Produced on a limited budget, capital for the film was sourced through crowdfunding. 1921: Puzha Muthal Puzha Vare was premiered at Delhi on 13 August 2022. The film was theatrically released in India on 3 March 2023.

==Cast==
- Thalaivasal Vijay as Variyankunnath Kunjahammad Haji
- R. L. V. Ramakrishnan as Chathan
- Joy Mathew
- Krishnapriya as Naani (Thozhi)
- Santhosh T Nair as Driver
- Dinesh Panicker as Collector
- Vijay Menon as Aamu
- Santhosh K. Nayar as Abdullakutty
- Kozhikode Narayanan Nair as Chekutty Sahib
- Agna Suresh as Savithri
- Kenas Mathew George as Hitchcock
- Shobi Thilakan as Lavankutty
- Shibu Thilakan as Kunjalavi
- Sreejith Kaiveli as Mammad
- Santhosh Saras as Madhavan Nair
- Mohammed Eravattoor as Ali Musliyar
- J. P. Athavanad as Moideen Haji
- Krishna Prasad
- Vinodh Kavil as Vishnu Namboothiri
- Madhulal as Noonan

==Production==
===Development===
In 2020, a film on Variyankunnath Kunjahammad Haji was announced by Ali Akbar (later rechristened as Ramasimhan) in the centenary year of Malabar rebellion of 1921. Capital for the film was sourced through crowdfunding from public.
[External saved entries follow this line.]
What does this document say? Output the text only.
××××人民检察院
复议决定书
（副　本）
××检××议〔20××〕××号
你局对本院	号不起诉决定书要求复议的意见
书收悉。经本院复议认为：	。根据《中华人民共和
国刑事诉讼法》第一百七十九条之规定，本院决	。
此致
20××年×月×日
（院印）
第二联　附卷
Ramahimhan said he based the incidents in the screenplay from books about Malabar riots by K. Madhavan Nair, Appu Nedungadi, and also from The Mopla Rebellion, 1921 by C. Gopalan Nair, the then Deputy Collector of Malabar. He was prompted to do the film after director Aashiq Abu and actor Prithviraj Sukumaran announced a film about Variyankunnath Kunjahammad Haji depicting him as a heroic figure.

===Filming===
Principal photography began on 20 February 2021 in Wayanad. Beside, the film was shot in Palakkad, interior scenes shot in Kozhikode, Nilambur, and kovilakam scenes in Manjeri. In September 2021, Ramasimhan said that they have raised ₹1.5 crore through crowdfunding and the film's budget is ₹3 crore and 60 percent of the filming has bee completed by then. Shooting was then postponed due to the COVID-19 pandemic crisis. By that time, Abu and Prithviraj had already backed out from their project.

==Soundtrack==
The film's music was composed by Hari Venugopal and Jagathlal Chandrasekhar, with lyrics by Ramasimhan.

| No. | Title | Length |
|---|---|---|
| 1. | "Idanenjil Kortha Novin" | 5:47 |

==Release==
1921: Puzha Muthal Puzha Vare was premiered on 13 August 2022 at Delhi. The film was theatrically released in India on 3 March 2023.

===Censoring issues===
The film was submitted for certification at the regional office of Central Board of Film Certification in Kerala in May 2022. Three of its examination committee members recommended denial of certificate citing it contains "visuals as well as dialogues which are likely to endanger public order", while two other members recommended issuing UA certificate ("unrestricted public exhibition" with parental guidance for children below 12 years). The chairman denied certification and sent it to a revising committee in Mumbai. The revising committee, by majority decision, recommended issuing an adults-only A certificate with seven cuts. This committee also had a historian from the Indian Council of Historical Research. Nevertheless, the chairman send the film to a second revising committee which unanimously agreed on issuing an A certificate, but with 12 cuts. This prompted Ramasimhan to approach the Kerala High Court challenging the chairman's decision to send the film to a second revising committee which is against the scope of his powers and law. In December 2022, the court ruled in favour of Ramasimhan, noting that the chairman's decision was illegal and goes against the Cinematograph Act, 1952 and the Cinematograph (Certification) Rules, 1983. The film was granted certificate as per the first revising committee's report. Ramasimhan said that "when a historical riot is depicted, there will be bloodshed. It cannot be avoided. That is why the film got A certificate".